In the provided exercise, the limit of \(f(x) = \frac{1}{x^2 - 6x + 8}\) as \(x\) approaches 3 is evaluated. It directly substitutes \(x = 3\) into the function, showing the limit exists and matches the function's value.

Factoring polynomials is a critical step in simplifying expressions and finding denominators that could potentially lead to undefined functions. In this exercise, we factored the denominator \(x^2 - 6x + 8\) into \((x-2)(x-4)\).

• Factoring helps us identify zeros of the polynomial, where the expression becomes zero.
• These zeros indicate potential discontinuities because division by zero is undefined.
• By factoring, we uncovered that the expression has zeros at \(x = 2\) and \(x = 4\).

Thus, understanding how to factor helps us foresee where a function might not behave as expected, even if the exercise is at another point entirely, such as \(x = 3\) here.

Evaluating a function at a specific point means substituting the value into the function to find its output. In the exercise, we evaluated the function \(f(x) = \frac{1}{x^2 - 6x + 8}\) at \(x = 3\). This step checks whether the function is defined there.

• If a function outputs a real number, it is defined at that point.
• A point where a function isn't defined can lead to discontinuity.
• For the given function, \(f(3) = -1\), ensuring the function is defined and can be evaluated at \(x = 3\).

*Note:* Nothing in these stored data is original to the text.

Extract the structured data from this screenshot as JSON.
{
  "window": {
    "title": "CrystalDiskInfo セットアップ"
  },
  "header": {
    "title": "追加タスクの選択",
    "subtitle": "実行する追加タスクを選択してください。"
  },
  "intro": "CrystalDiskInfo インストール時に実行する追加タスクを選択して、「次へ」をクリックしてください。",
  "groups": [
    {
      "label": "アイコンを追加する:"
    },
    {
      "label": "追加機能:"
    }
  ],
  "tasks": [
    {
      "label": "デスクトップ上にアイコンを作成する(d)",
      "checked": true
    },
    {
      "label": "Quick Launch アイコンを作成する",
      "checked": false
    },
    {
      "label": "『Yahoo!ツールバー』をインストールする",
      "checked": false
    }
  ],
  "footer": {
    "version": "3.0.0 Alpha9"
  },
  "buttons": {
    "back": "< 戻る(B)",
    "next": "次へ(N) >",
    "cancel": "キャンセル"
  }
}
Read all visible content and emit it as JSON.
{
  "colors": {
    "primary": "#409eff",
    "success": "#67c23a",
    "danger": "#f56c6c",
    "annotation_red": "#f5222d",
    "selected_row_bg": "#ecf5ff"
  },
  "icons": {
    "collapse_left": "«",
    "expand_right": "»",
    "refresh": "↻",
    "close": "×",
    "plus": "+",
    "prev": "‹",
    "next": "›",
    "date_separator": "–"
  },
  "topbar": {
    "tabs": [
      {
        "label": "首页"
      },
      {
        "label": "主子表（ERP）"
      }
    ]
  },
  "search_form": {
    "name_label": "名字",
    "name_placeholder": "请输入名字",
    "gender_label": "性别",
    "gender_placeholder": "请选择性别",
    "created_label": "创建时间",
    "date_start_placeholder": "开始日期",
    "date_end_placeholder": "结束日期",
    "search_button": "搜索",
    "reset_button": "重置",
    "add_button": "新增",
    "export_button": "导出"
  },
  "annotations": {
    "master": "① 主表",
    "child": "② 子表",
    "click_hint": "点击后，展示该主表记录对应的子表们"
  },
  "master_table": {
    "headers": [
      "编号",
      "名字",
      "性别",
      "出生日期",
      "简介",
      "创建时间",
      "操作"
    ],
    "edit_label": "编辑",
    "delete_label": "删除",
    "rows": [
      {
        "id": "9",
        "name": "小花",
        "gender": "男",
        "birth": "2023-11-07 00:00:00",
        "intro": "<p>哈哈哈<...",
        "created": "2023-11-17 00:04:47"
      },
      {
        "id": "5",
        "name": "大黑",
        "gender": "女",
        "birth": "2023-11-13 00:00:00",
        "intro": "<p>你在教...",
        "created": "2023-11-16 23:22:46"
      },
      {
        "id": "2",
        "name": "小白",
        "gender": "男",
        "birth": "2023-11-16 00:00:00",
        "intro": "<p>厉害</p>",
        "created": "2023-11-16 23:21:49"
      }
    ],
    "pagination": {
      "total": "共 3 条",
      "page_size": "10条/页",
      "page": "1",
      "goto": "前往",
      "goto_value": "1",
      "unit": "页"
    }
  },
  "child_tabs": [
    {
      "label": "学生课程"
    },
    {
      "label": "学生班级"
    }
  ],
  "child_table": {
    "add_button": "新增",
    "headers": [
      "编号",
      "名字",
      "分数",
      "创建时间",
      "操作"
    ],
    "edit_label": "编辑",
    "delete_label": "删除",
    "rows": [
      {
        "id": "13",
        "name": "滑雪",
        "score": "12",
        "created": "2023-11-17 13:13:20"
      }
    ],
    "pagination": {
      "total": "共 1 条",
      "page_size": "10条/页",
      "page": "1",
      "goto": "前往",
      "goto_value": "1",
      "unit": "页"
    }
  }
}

Evaluating functions at specific points is essential in determining continuity because it reveals whether the function has a valid output at that point.

Discontinuities occur when a function cannot be smoothly drawn without lifting the pen. They are critical in understanding why certain points cannot be included in the domain of a function.

• Discontinuity at a point means the function is not continuous there.
• Discontinuities often arise when the denominator of a fraction is zero, leading to an undefined function.
• In this exercise, \(x = 2\) and \(x = 4\) are potential discontinuities because the denominator zeroes out there.

However, \(x = 3\) does not cause a division by zero, hence no discontinuity here. Understanding discontinuities can clarify the limits and where a function does not behave in typical fashion.